Es muss ein Prozess beginnen, um sich über die Grundlagen der Zusammenarbeit in Europa nochmals zu verständigen. Dies ist ein langfristiger, mühsamer Prozess, der nicht ohne Streit ablaufen kann. In nicht wenigen Punkten haben wir mit Russland unterschiedliche Ansichten. Aber die Auseinandersetzung darüber ist notwendig, denn ohne eine solche grundlegende Klärung werden wir die Sicherheitsfragen nicht dauerhaft lösen und das Potential unserer Kooperation nicht voll erschließen können.

Zugleich muss Deutschland jetzt helfen, ganz konkrete Probleme anzugehen, die wir nur gemeinsam mit Russland lösen können. Die drängendste Herausforderung ist eine mögliche Eskalation in den Sicherheitsbeziehungen in Europa. Aufgrund der wechselseitig wahrgenommenen Bedrohungen kann aus einem Manöver, einer falschen Handlung schnell ein Konflikt entstehen. Rüstungskontrolle und vertrauensbildende Maßnahmen müssen daher befördert werden.
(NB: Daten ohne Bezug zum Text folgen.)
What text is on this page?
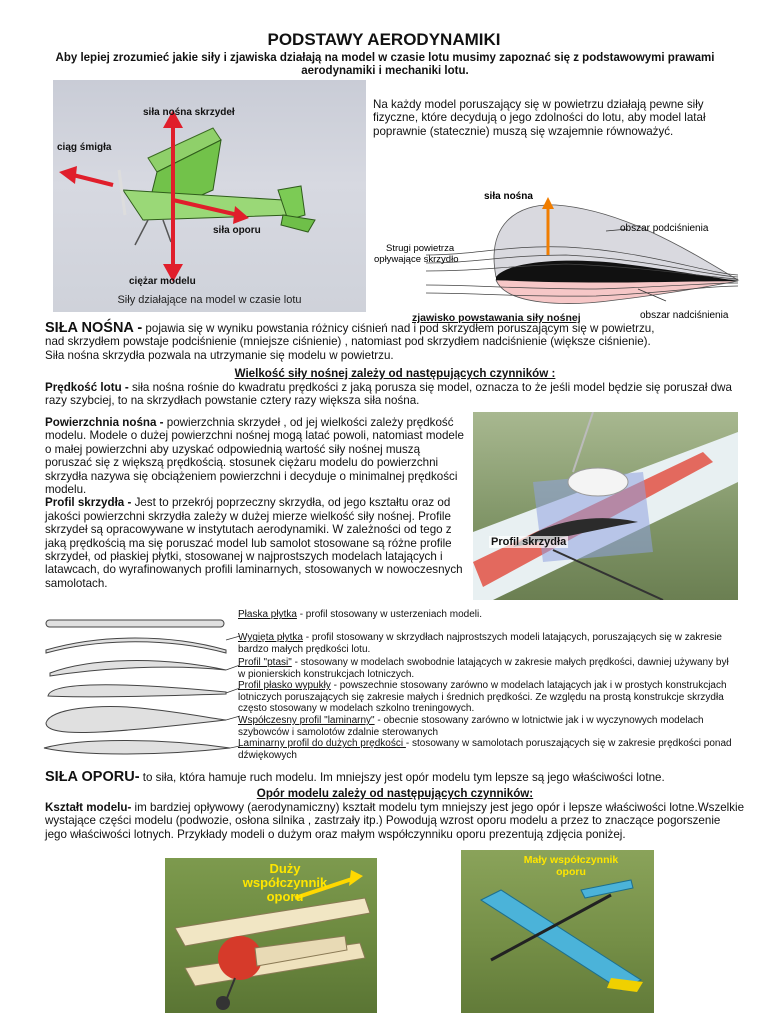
PODSTAWY AERODYNAMIKI
Aby lepiej zrozumieć jakie siły i zjawiska działają na model w czasie lotu musimy zapoznać się z podstawowymi prawami aerodynamiki i mechaniki lotu.
siła nośna skrzydeł
ciąg śmigła
siła oporu
ciężar modelu
Siły działające na model w czasie lotu
Na każdy model poruszający się w powietrzu działają pewne siły fizyczne, które decydują o jego zdolności do lotu, aby model latał poprawnie (statecznie) muszą się wzajemnie równoważyć.
siła nośna
obszar podciśnienia
Strugi powietrza
opływające skrzydło
obszar nadciśnienia
zjawisko powstawania siły nośnej
SIŁA NOŚNA - pojawia się w wyniku powstania różnicy ciśnień nad i pod skrzydłem poruszającym się w powietrzu,
nad skrzydłem powstaje podciśnienie (mniejsze ciśnienie) , natomiast pod skrzydłem nadciśnienie (większe ciśnienie).
Siła nośna skrzydła pozwala na utrzymanie się modelu w powietrzu.
Wielkość siły nośnej zależy od następujących czynników :
Prędkość lotu - siła nośna rośnie do kwadratu prędkości z jaką porusza się model, oznacza to że jeśli model będzie się poruszał dwa razy szybciej, to na skrzydłach powstanie cztery razy większa siła nośna.
Powierzchnia nośna - powierzchnia skrzydeł , od jej wielkości zależy prędkość modelu. Modele o dużej powierzchni nośnej mogą latać powoli, natomiast modele o małej powierzchni aby uzyskać odpowiednią wartość siły nośnej muszą poruszać się z większą prędkością. stosunek ciężaru modelu do powierzchni skrzydła nazywa się obciążeniem powierzchni i decyduje o minimalnej prędkości modelu.
Profil skrzydła - Jest to przekrój poprzeczny skrzydła, od jego kształtu oraz od jakości powierzchni skrzydła zależy w dużej mierze wielkość siły nośnej. Profile skrzydeł są opracowywane w instytutach aerodynamiki. W zależności od tego z jaką prędkością ma się poruszać model lub samolot stosowane są różne profile skrzydeł, od płaskiej płytki, stosowanej w najprostszych modelach latających i latawcach, do wyrafinowanych profili laminarnych, stosowanych w nowoczesnych samolotach.
Profil skrzydła
Płaska płytka - profil stosowany w usterzeniach modeli.
Wygięta płytka - profil stosowany w skrzydłach najprostszych modeli latających, poruszających się w zakresie bardzo małych prędkości lotu.
Profil "ptasi" - stosowany w modelach swobodnie latających w zakresie małych prędkości, dawniej używany był w pionierskich konstrukcjach lotniczych.
Profil płasko wypukły - powszechnie stosowany zarówno w modelach latających jak i w prostych konstrukcjach lotniczych poruszających się zakresie małych i średnich prędkości. Ze względu na prostą konstrukcje skrzydła często stosowany w modelach szkolno treningowych.
Współczesny profil "laminarny" - obecnie stosowany zarówno w lotnictwie jak i w wyczynowych modelach szybowców i samolotów zdalnie sterowanych
Laminarny profil do dużych prędkości - stosowany w samolotach poruszających się w zakresie prędkości ponad dźwiękowych
SIŁA OPORU- to siła, która hamuje ruch modelu. Im mniejszy jest opór modelu tym lepsze są jego właściwości lotne.
Opór modelu zależy od następujących czynników:
Kształt modelu- im bardziej opływowy (aerodynamiczny) kształt modelu tym mniejszy jest jego opór i lepsze właściwości lotne.Wszelkie wystające części modelu (podwozie, osłona silnika , zastrzały itp.) Powodują wzrost oporu modelu a przez to znaczące pogorszenie jego właściwości lotnych. Przykłady modeli o dużym oraz małym współczynniku oporu prezentują zdjęcia poniżej.
Duży współczynnik oporu
Mały współczynnik oporu
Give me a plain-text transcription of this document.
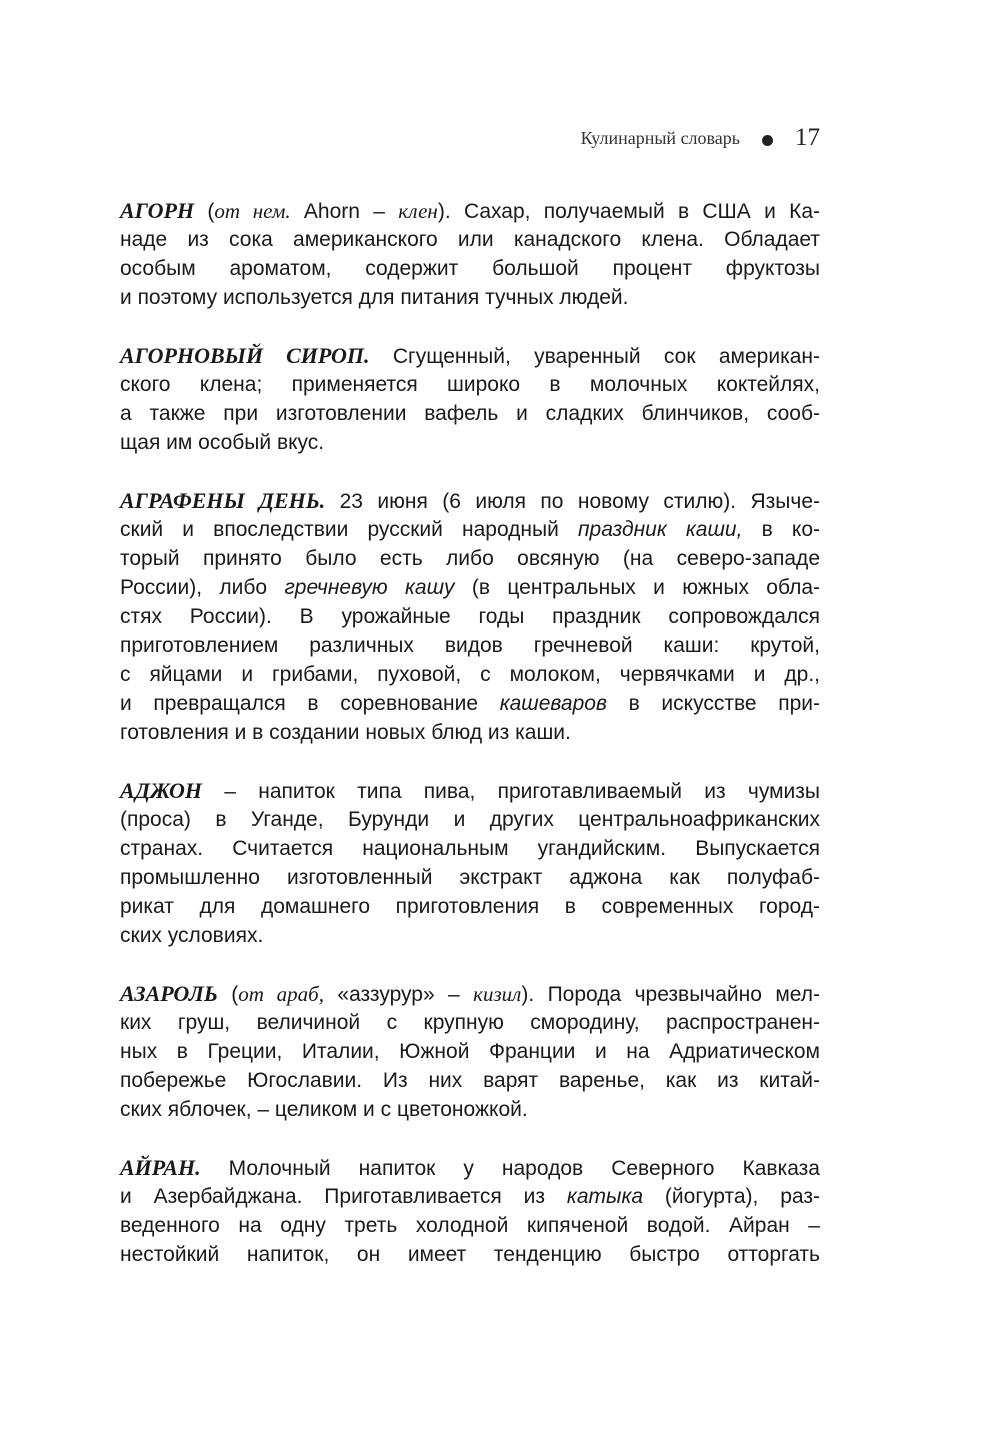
Кулинарный словарь 17
АГОРН (от нем. Ahorn – клен). Сахар, получаемый в США и Ка-
наде из сока американского или канадского клена. Обладает
особым ароматом, содержит большой процент фруктозы
и поэтому используется для питания тучных людей.
АГОРНОВЫЙ СИРОП. Сгущенный, уваренный сок американ-
ского клена; применяется широко в молочных коктейлях,
а также при изготовлении вафель и сладких блинчиков, сооб-
щая им особый вкус.
АГРАФЕНЫ ДЕНЬ. 23 июня (6 июля по новому стилю). Языче-
ский и впоследствии русский народный праздник каши, в ко-
торый принято было есть либо овсяную (на северо-западе
России), либо гречневую кашу (в центральных и южных обла-
стях России). В урожайные годы праздник сопровождался
приготовлением различных видов гречневой каши: крутой,
с яйцами и грибами, пуховой, с молоком, червячками и др.,
и превращался в соревнование кашеваров в искусстве при-
готовления и в создании новых блюд из каши.
АДЖОН – напиток типа пива, приготавливаемый из чумизы
(проса) в Уганде, Бурунди и других центральноафриканских
странах. Считается национальным угандийским. Выпускается
промышленно изготовленный экстракт аджона как полуфаб-
рикат для домашнего приготовления в современных город-
ских условиях.
АЗАРОЛЬ (от араб, «аззурур» – кизил). Порода чрезвычайно мел-
ких груш, величиной с крупную смородину, распространен-
ных в Греции, Италии, Южной Франции и на Адриатическом
побережье Югославии. Из них варят варенье, как из китай-
ских яблочек, – целиком и с цветоножкой.
АЙРАН. Молочный напиток у народов Северного Кавказа
и Азербайджана. Приготавливается из катыка (йогурта), раз-
веденного на одну треть холодной кипяченой водой. Айран –
нестойкий напиток, он имеет тенденцию быстро отторгать
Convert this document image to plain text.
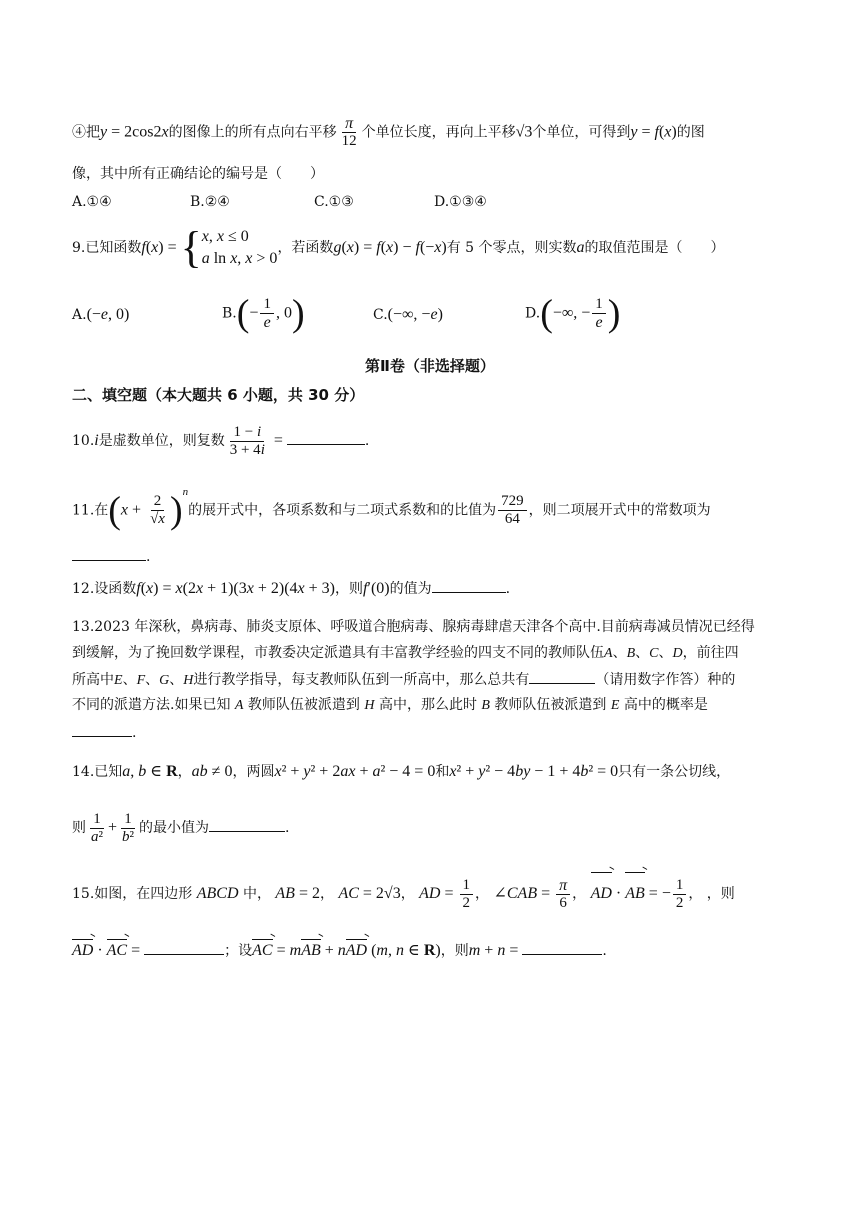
④把y = 2cos2x的图像上的所有点向右平移 $\frac{\pi}{12}$ 个单位长度，再向上平移√3个单位，可得到y = f(x)的图
像，其中所有正确结论的编号是（　　）
A.①④	B.②④	C.①③	D.①③④
9.已知函数f(x) = { x, x ≤ 0
a ln x, x > 0
，若函数g(x) = f(x) − f(−x)有 5 个零点，则实数a的取值范围是（　　）
A.(−e, 0)	$B.(- \frac{1}{e}$ , 0)	C.(−∞, −e)	D.(−∞, − $\frac{1}{e}$ )
第Ⅱ卷（非选择题）
二、填空题（本大题共 6 小题，共 30 分）
10.i是虚数单位，则复数 $\frac{1 - i}{3 + 4i}$ =	.
11.在$(x + \frac{2}{√x} )^n$的展开式中，各项系数和与二项式系数和的比值为 $\frac{729}{64}$ ，则二项展开式中的常数项为
.
12.设函数f(x) = x(2x + 1)(3x + 2)(4x + 3)，则f′(0)的值为	.
13.2023 年深秋，鼻病毒、肺炎支原体、呼吸道合胞病毒、腺病毒肆虐天津各个高中.目前病毒减员情况已经得
到缓解，为了挽回数学课程，市教委决定派遣具有丰富教学经验的四支不同的教师队伍A、B、C、D，前往四
所高中E、F、G、H进行教学指导，每支教师队伍到一所高中，那么总共有	（请用数字作答）种的
不同的派遣方法.如果已知 A 教师队伍被派遣到 H 高中，那么此时 B 教师队伍被派遣到 E 高中的概率是
.
14.已知a, b ∈ R，ab ≠ 0，两圆x² + y² + 2ax + a² − 4 = 0和x² + y² − 4by − 1 + 4b² = 0只有一条公切线，
则 $\frac{1}{\text{a²}} + \frac{1}{\text{b²}}$ 的最小值为	.
15.如图，在四边形 ABCD 中， AB = 2， AC = 2√3， AD = $\frac{1}{2}$ ， ∠CAB = $\frac{\pi}{6}$ ， AD · AB = − $\frac{1}{2}$ ， ，则
AD · AC =	；设AC = mAB + nAD (m, n ∈ R)，则m + n =	.
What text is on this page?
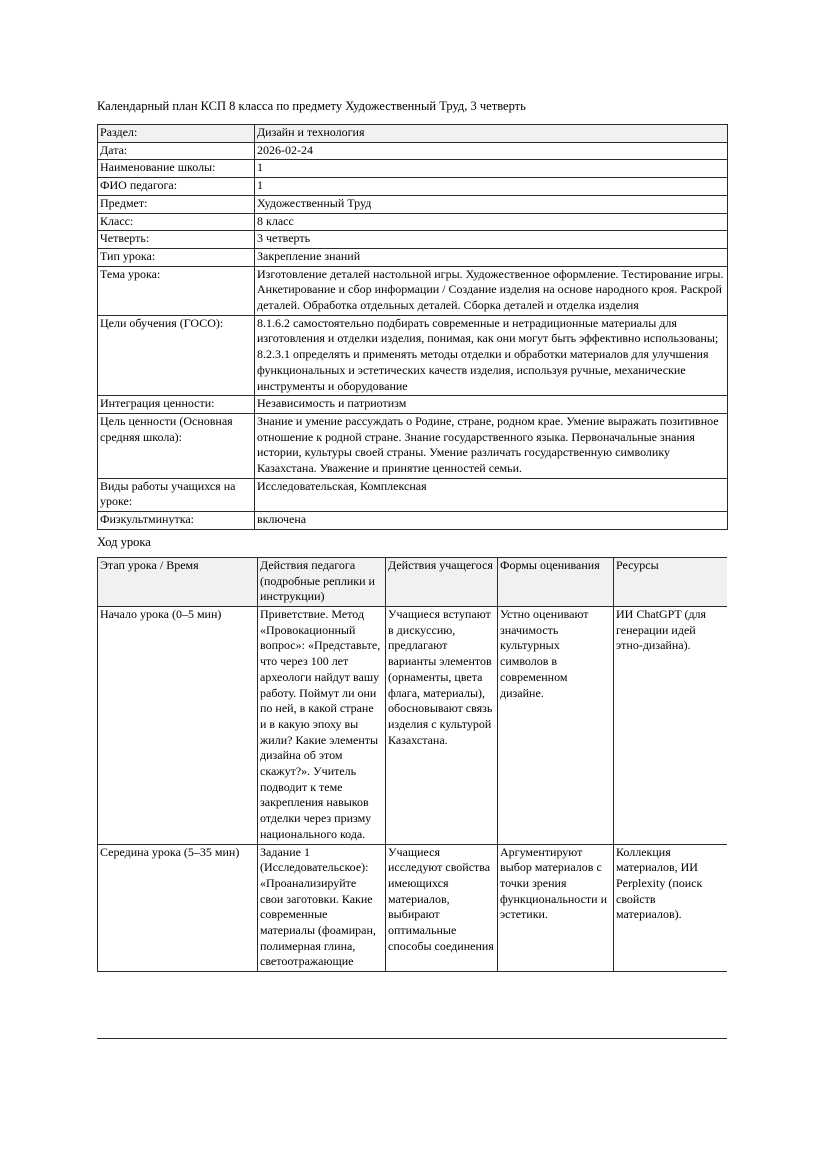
Календарный план КСП 8 класса по предмету Художественный Труд, 3 четверть

Раздел:	Дизайн и технология
Дата:	2026-02-24
Наименование школы:	1
ФИО педагога:	1
Предмет:	Художественный Труд
Класс:	8 класс
Четверть:	3 четверть
Тип урока:	Закрепление знаний
Тема урока:	Изготовление деталей настольной игры. Художественное оформление. Тестирование игры. Анкетирование и сбор информации / Создание изделия на основе народного кроя. Раскрой деталей. Обработка отдельных деталей. Сборка деталей и отделка изделия
Цели обучения (ГОСО):	8.1.6.2 самостоятельно подбирать современные и нетрадиционные материалы для изготовления и отделки изделия, понимая, как они могут быть эффективно использованы; 8.2.3.1 определять и применять методы отделки и обработки материалов для улучшения функциональных и эстетических качеств изделия, используя ручные, механические инструменты и оборудование
Интеграция ценности:	Независимость и патриотизм
Цель ценности (Основная средняя школа):	Знание и умение рассуждать о Родине, стране, родном крае. Умение выражать позитивное отношение к родной стране. Знание государственного языка. Первоначальные знания истории, культуры своей страны. Умение различать государственную символику Казахстана. Уважение и принятие ценностей семьи.
Виды работы учащихся на уроке:	Исследовательская, Комплексная
Физкультминутка:	включена

Ход урока

Этап урока / Время	Действия педагога (подробные реплики и инструкции)	Действия учащегося	Формы оценивания	Ресурсы
Начало урока (0–5 мин)	Приветствие. Метод «Провокационный вопрос»: «Представьте, что через 100 лет археологи найдут вашу работу. Поймут ли они по ней, в какой стране и в какую эпоху вы жили? Какие элементы дизайна об этом скажут?». Учитель подводит к теме закрепления навыков отделки через призму национального кода.	Учащиеся вступают в дискуссию, предлагают варианты элементов (орнаменты, цвета флага, материалы), обосновывают связь изделия с культурой Казахстана.	Устно оценивают значимость культурных символов в современном дизайне.	ИИ ChatGPT (для генерации идей этно-дизайна).
Середина урока (5–35 мин)	Задание 1 (Исследовательское): «Проанализируйте свои заготовки. Какие современные материалы (фоамиран, полимерная глина, светоотражающие	Учащиеся исследуют свойства имеющихся материалов, выбирают оптимальные способы соединения	Аргументируют выбор материалов с точки зрения функциональности и эстетики.	Коллекция материалов, ИИ Perplexity (поиск свойств материалов).
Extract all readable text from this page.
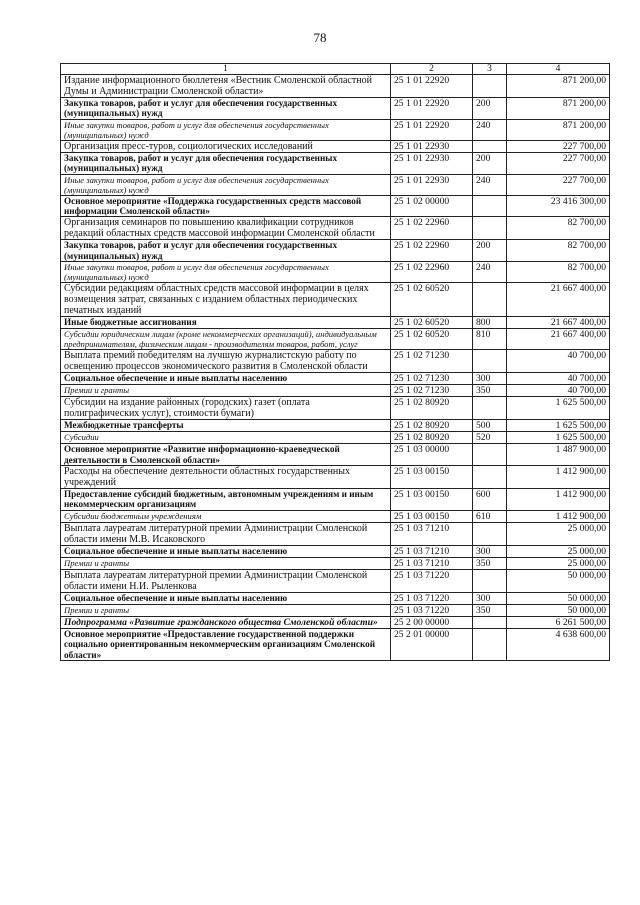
78
1	2	3	4
Издание информационного бюллетеня «Вестник Смоленской областной Думы и Администрации Смоленской области»	25 1 01 22920		871 200,00
Закупка товаров, работ и услуг для обеспечения государственных (муниципальных) нужд	25 1 01 22920	200	871 200,00
Иные закупки товаров, работ и услуг для обеспечения государственных (муниципальных) нужд	25 1 01 22920	240	871 200,00
Организация пресс-туров, социологических исследований	25 1 01 22930		227 700,00
Закупка товаров, работ и услуг для обеспечения государственных (муниципальных) нужд	25 1 01 22930	200	227 700,00
Иные закупки товаров, работ и услуг для обеспечения государственных (муниципальных) нужд	25 1 01 22930	240	227 700,00
Основное мероприятие «Поддержка государственных средств массовой информации Смоленской области»	25 1 02 00000		23 416 300,00
Организация семинаров по повышению квалификации сотрудников редакций областных средств массовой информации Смоленской области	25 1 02 22960		82 700,00
Закупка товаров, работ и услуг для обеспечения государственных (муниципальных) нужд	25 1 02 22960	200	82 700,00
Иные закупки товаров, работ и услуг для обеспечения государственных (муниципальных) нужд	25 1 02 22960	240	82 700,00
Субсидии редакциям областных средств массовой информации в целях возмещения затрат, связанных с изданием областных периодических печатных изданий	25 1 02 60520		21 667 400,00
Иные бюджетные ассигнования	25 1 02 60520	800	21 667 400,00
Субсидии юридическим лицам (кроме некоммерческих организаций), индивидуальным предпринимателям, физическим лицам - производителям товаров, работ, услуг	25 1 02 60520	810	21 667 400,00
Выплата премий победителям на лучшую журналистскую работу по освещению процессов экономического развития в Смоленской области	25 1 02 71230		40 700,00
Социальное обеспечение и иные выплаты населению	25 1 02 71230	300	40 700,00
Премии и гранты	25 1 02 71230	350	40 700,00
Субсидии на издание районных (городских) газет (оплата полиграфических услуг), стоимости бумаги)	25 1 02 80920		1 625 500,00
Межбюджетные трансферты	25 1 02 80920	500	1 625 500,00
Субсидии	25 1 02 80920	520	1 625 500,00
Основное мероприятие «Развитие информационно-краеведческой деятельности в Смоленской области»	25 1 03 00000		1 487 900,00
Расходы на обеспечение деятельности областных государственных учреждений	25 1 03 00150		1 412 900,00
Предоставление субсидий бюджетным, автономным учреждениям и иным некоммерческим организациям	25 1 03 00150	600	1 412 900,00
Субсидии бюджетным учреждениям	25 1 03 00150	610	1 412 900,00
Выплата лауреатам литературной премии Администрации Смоленской области имени М.В. Исаковского	25 1 03 71210		25 000,00
Социальное обеспечение и иные выплаты населению	25 1 03 71210	300	25 000,00
Премии и гранты	25 1 03 71210	350	25 000,00
Выплата лауреатам литературной премии Администрации Смоленской области имени Н.И. Рыленкова	25 1 03 71220		50 000,00
Социальное обеспечение и иные выплаты населению	25 1 03 71220	300	50 000,00
Премии и гранты	25 1 03 71220	350	50 000,00
Подпрограмма «Развитие гражданского общества Смоленской области»	25 2 00 00000		6 261 500,00
Основное мероприятие «Предоставление государственной поддержки социально ориентированным некоммерческим организациям Смоленской области»	25 2 01 00000		4 638 600,00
Aber auch der Klimawandel lässt sich nur mit Russland sinnvoll bekämpfen. Energie ist im Moment eher ein Streitthema und wird es umso mehr werden, als Europa von fossilen Energieträgern unabhängig werden will und Russland die Förderung zunächst ausbaut. Statt eines Konfliktfeldes muss dies ein Feld für Kooperation werden.

Kooperation, Diskussion, Konfrontation

Deutschland sollte hierbei eine führende Rolle spielen. Nicht im Sinne, dass wir die Richtung vorgeben, sondern dass wir den europäischen Konsens befördern und eine gemeinsame Politik mit Russland ermöglichen. Dabei werden wir aktiver in der europäischen Außenpolitik sein müssen, mehr investieren in die Einigkeit der EU-Mitglieder und den Ausgleich zwischen den zuweilen sehr unterschiedlichen Positionen gerade Russlands gegenüber befördern. Dazu gehört auch, den Blick häufiger zu erweitern auf die ebenfalls intensiven und wechselvollen Beziehungen zu den Ländern zwischen den Grenzen Deutschlands und Russlands. Eine stabile Friedensordnung wird sich nicht herstellen lassen, solange sich Länder in Europa bedroht fühlen oder um ihre territoriale Einheit kämpfen müssen.

Auf absehbare Zeit wird die Politik Russland gegenüber geprägt sein sowohl von Kooperation als auch Diskussion, zuweilen auch Konfrontation, wenn es um die Auseinandersetzung um die langfristigen Grundlagen geht, wie wir Sicherheit und Zusammenarbeit in Europa garantieren wollen. Der Erfolg der neuen Bundesregierung in diesem Politikfeld wird auch davon abhängen, diese Dualität von Kooperation und Konfrontation in Balance zu halten und die deutschen wie europäischen Interessen in beidem zu verfolgen.

Kein grundsätzlicher Richtungswechsel

Gerade für diese Balance könnte eine mögliche Ampel-Koali­tion vielleicht sogar ein Glücksfall sein, wenn es gilt, einerseits unsere Werte und unsere Interessen für die Gestaltungen der Europäischen Friedensordnung deutlich zu vertreten und gleichzeitig nach pragmatischen Lösungen für konkrete Probleme zu suchen.

An den grundsätzlichen Herausforderungen in der Außenpolitik wird sich nichts ändern, an der Notwendigkeit, dabei auch mit Russland im Gespräch zu bleiben, ebenso wenig. Die Sorge vor einer grundsätzlichen Änderung der deutschen Außenpolitik gegenüber Russland scheint mir unbegründet. Jede Koalition muss in erster Linie Frieden und Sicherheit in Europa im Blick haben. Und diese ist, wie ein viel bemühtes Zitat sagt, nicht gegen Russland zu erreichen.